Back in the early 80s, The Pram Factory, in Carlton was sold off. The Pram Factory housed a prominent theatre collective named the Australian Performing Group. Known for their rough, iconoclastic, experimental and magical performances these guys defied norms with their non-traditional outlook towards theatre. With Pram factory’s demise, the Fringe Arts Network was formed to keep the spirit alive. It was a platform for artists to come together, collaborate and showcase how these arts help in enhancing the cultural fabric of Melbourne.
Cut to 2018, the festival has only gone from strength to strength. Outside of being Melbourne longest running arts festival, over the years, the festival has presented over 50k artists to over 2 million people. This year alone there are over 400 events and over 4000 artists that covers the best that Australian theatre has to offer. From cabaret to kids programmes, live art to musical performances there is something for everyone who loves to bask in culture and theatre during these 18 days.
Diversity will also play a huge role in this year’s edition. From the 13th to 30th September, experience over 300 international artists, four non-English shows and six shows from West Africa. Highlights include The Change: Revolutionary Hip-hop Theatre, featuring everyone from West Papuan refugees to the kids from a Kenyan slum, Palestinian rappers and an Afghan girl; 7 Bidadari (7 Angels), an Indonesian horror-thriller feature film, LOTUS, a debut cabaret show featuring the star of the first ever Vietnamese- Australian web series Phi and Me, Chi Nguyen and Jana: Memoirs of future past, an exploration of the transnational African black identity.

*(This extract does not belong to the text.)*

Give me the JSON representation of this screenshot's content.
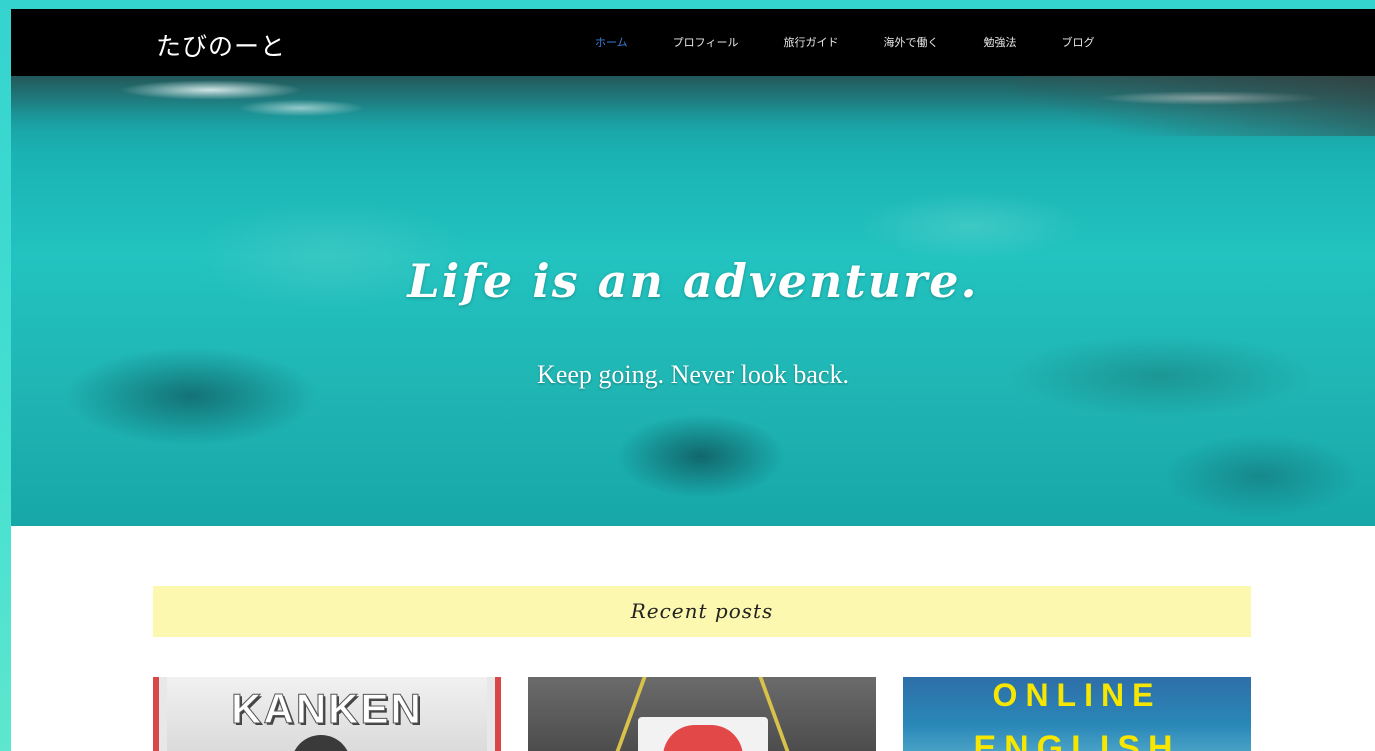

No fringe festival is complete without boundary-pushing performances. Over 770 LGBTQI+ identifying artists deal with issues that are rife within the queer and the non-queer community through their performances that defy traditional norms. Highlights include Church of Oyster, a multidisciplinary queer performance that promises to “celebrate circus through the lens of disability”, “worship trans beauty”, and “kneel for poet-preacher queens” and Transistor Sister, the story of Transgender comedian Chloe Black who recounts her experience of living as both genders through her stand- up comedy.
One of the fierce, never seen before performance art piece being showcased towards the end of the festival is called Icon, a part reality show, part public spectacle and part art installation that explores the nature of fame. Their aim is to catapult an ordinary citizen to fame using mini-docus and holding a giant party in honor of that person in Federation Square. It is an intense one day of celebrating a relative nobody and showing them what it’s like to be famous. What’s not to admire?
Make your September count, and don’t miss out on this annual cultural experience.